当時の新日本は藤波辰巳と長州力の名勝負数え歌と呼ばれたライバル抗争が人気を博していたが、藤波、長州ともにヘビー級としては小柄。そんな中、190センチを超える長身を誇る前田が、藤波や長州、坂口征二も出場できなかったIWGPに抜擢されたことで、24歳にして「前田こそが将来のエース候補」との声が聞かれるほどの期待を集めることとなる。前田伝説のスタートもまた新間の仕掛けによるものだったのである。

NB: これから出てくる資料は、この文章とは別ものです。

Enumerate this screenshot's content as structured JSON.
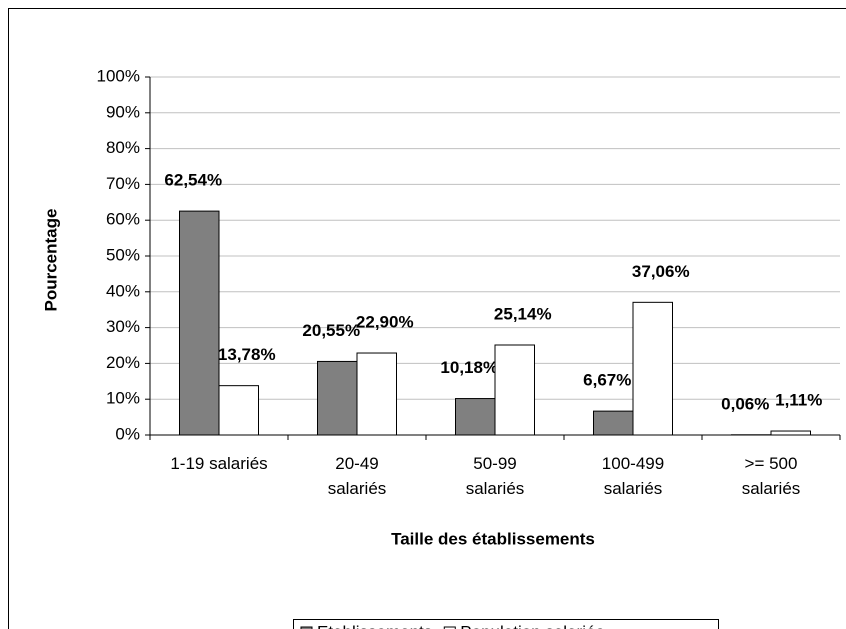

この第1回IWGPはプロレスブームの頂点であったが、決勝で猪木がハルク・ホーガンのアックスボンバーにより失神KO負け。病院送りになるという“大事件”が起こり、猪木神話崩壊、そして新日本が凋落し始めるきっかけにもなってしまった。
当時、プロレスブームの裏で、新日本内部は猪木の個人的事業も絡む不透明な金の流れによって不満が充満しており、IWGP決勝2カ月後の8月には人気絶頂だった初代タイガーマスクが突如引退(新日本退団)。さらに同じ月に社内で“クーデター未遂事件”が勃発し、猪木は代表取締役を解任され(その後復帰)、腹心である新間寿も営業本部長を解任され退社の憂き目にあったのだ。